The work I will be doing at The Burke is focused on processing collections and creating finding aids in order to make them accessible to everyone. All processed archival collections have some sort of finding aid attached to them. They can be in PDF form, part of a website, encoded in EAD, or created using Archivist Toolkit. My finding aids will be created in word and then uploaded to the library website in the form of a PDF. Below are some links to archival collections and the various ways that finding aids are exhibited. Brief comments on the creation of my finding aids are below.
To view abstracts and links to the finding aids please go to the “Collection Finding Aids” page of this website. These documents can be found by clicking HERE. Additionally, I was also asked to add to the Archives blog, those entries can be found by clicking HERE. The following four links were not written by me and are only used as examples for your enjoyment and enrichment.
Columbia University Protest and Activism Collection 1958-1999
William Adams Brown Papers (Burke Library) –click the online finding aid and a pdf will open
Marian McPartland Piano Jazz Collection (NYPL)
I have to add a link to the finding aid for the Presbyterian Historical Society’s Guide to the Federal Council of the Churches of Christ in America, 1894-1952. Not only am I using this as one of my sources for writing the “History” portion of the finding aid for my next collection, but it is one of the longest and most detailed finding aid I have come across.
As you can see the finding aids can be as detailed and as simple as is necessary, there are no hard and fast rules on length.
~22 October 2012~
WAB: American Bilateral Conversations Records, 1932-1975
I have completed processing at the highest level my first collection from beginning to end. This process included organizing the material, removing staples, replacing and labeling new folders and boxes, as well as cataloging the item into CLIO, digital asset management (DAM) by uploading the finding aid to the website, and advertising on social media forums such as Twitter and Facebook, and WordPress. The process took almost two months to complete and close to 60 hours of my time. The two months is slightly deceiving since I was only at Burke for 10 hours a week. Not only was the process fun, but it was a great learning experience. I was able to do so many things that I have never done before and Brigette was extremely patient and thorough in her instruction.

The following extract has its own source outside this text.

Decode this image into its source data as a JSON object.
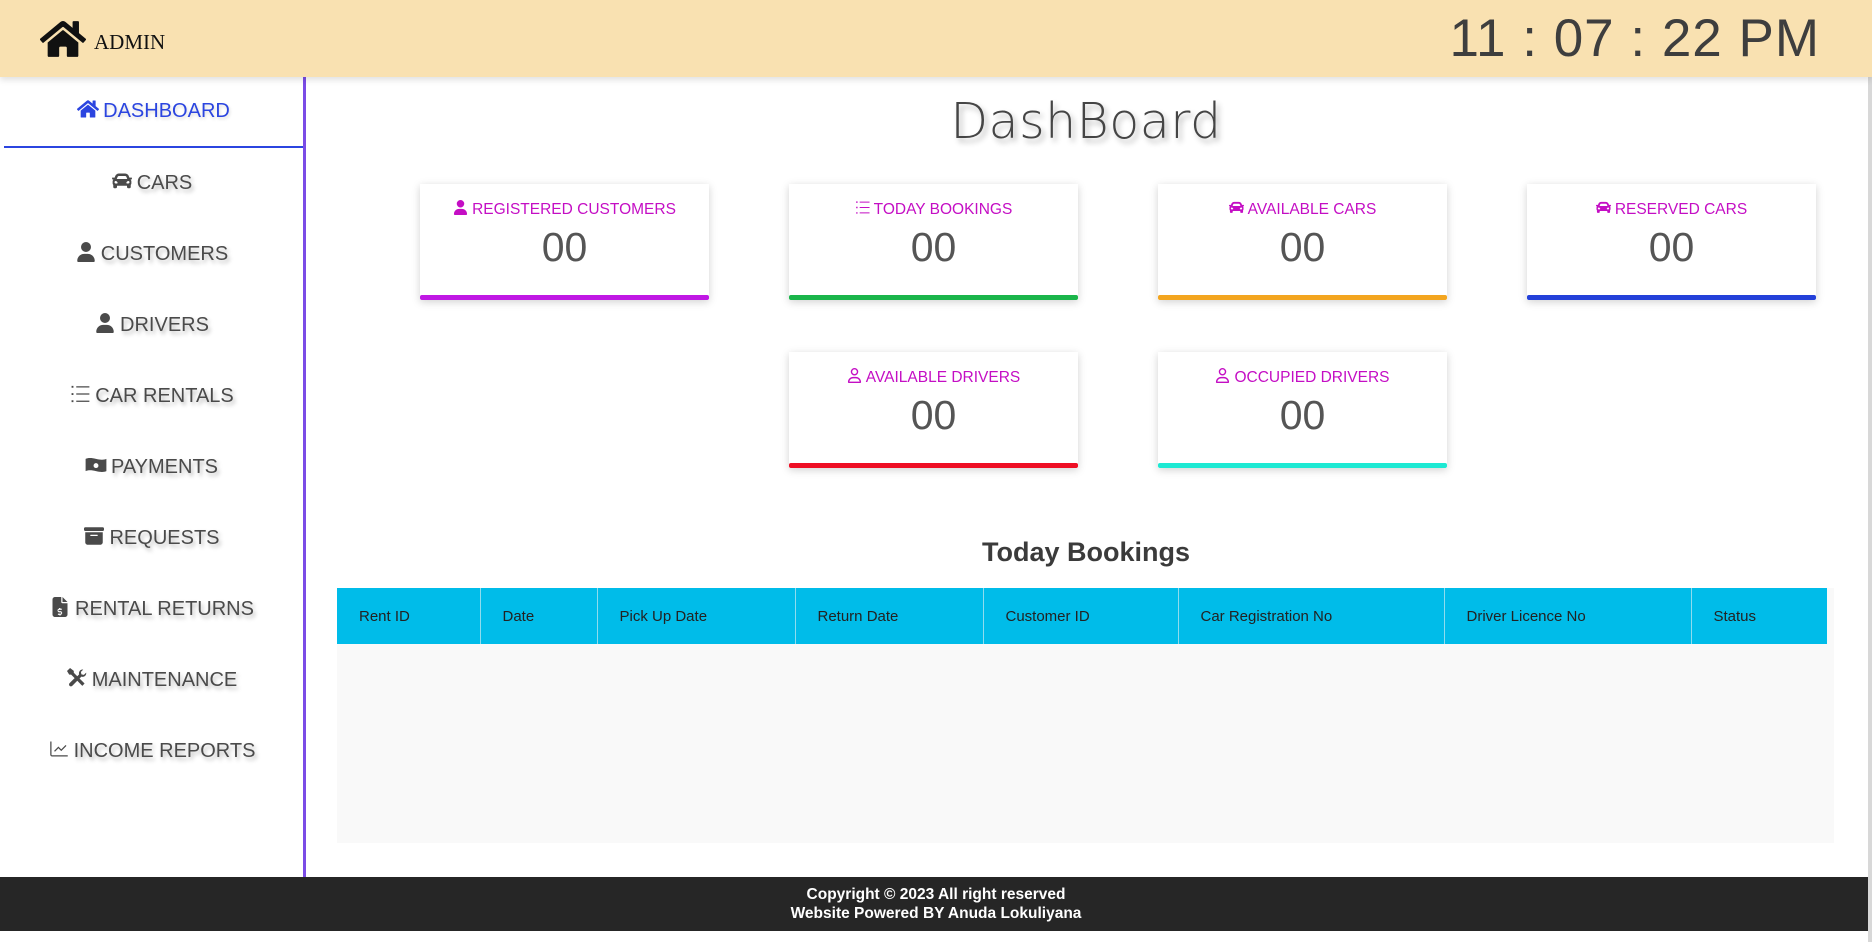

MRL #3: Arunodaya: The Autobiography of Bãbã Padamanjí, 1944
I also completed processing at the highest level this tiny collection, which consists of just one handwritten book. The interesting thing about this collection was that for someone who could have been so obscure there was a wealth of information available about Baba, he was, thankfully, a prolific writer. I loved doing the research for this collection. It was fascinating reading this man’s experience. The process was the same as above, but it only took me a week and about 10 hours, to complete the research for the collection and write up the finding aid. It is now on the shelf, ready to be used.
~4 December 2012~
WAB: Federal Council of the Churches of Christ in America Records, 1905- 1971
I completed this collection at the More Product Less Process (MPLP) level. I did not remove all of the metal objects, like staples and I tried to condense the finding aid so that it was not as detailed as the previous two. It is important to remember that a finding aid is a “top down” document. If it is mentioned in the history note, biography or scope and contents note it is not necessary to mention it again in the Contents List, making it much faster to type out folders, boxes and contents than a full process would require. I was able to complete this collection in less than 2 weeks (20 hours). Revisions and approvals of the finding aid took longer than the processing of the collection. It is on the shelf, on the web and ready for research.
~10 December 2012~
WAB: State Council of Churches Records, 1943-1974
This collection was also completed at the MPLP level. It is much easier for me to describe things at a box and folder level than it was before, even my inventory lists got less detailed as I worked through each collection. I am much faster processing, researching and writing the finding aid, than when I started. I am able to be more succinct when I describe the collection in the scope and content note. I feel much more confident and feel that this is something I am actually quite good at.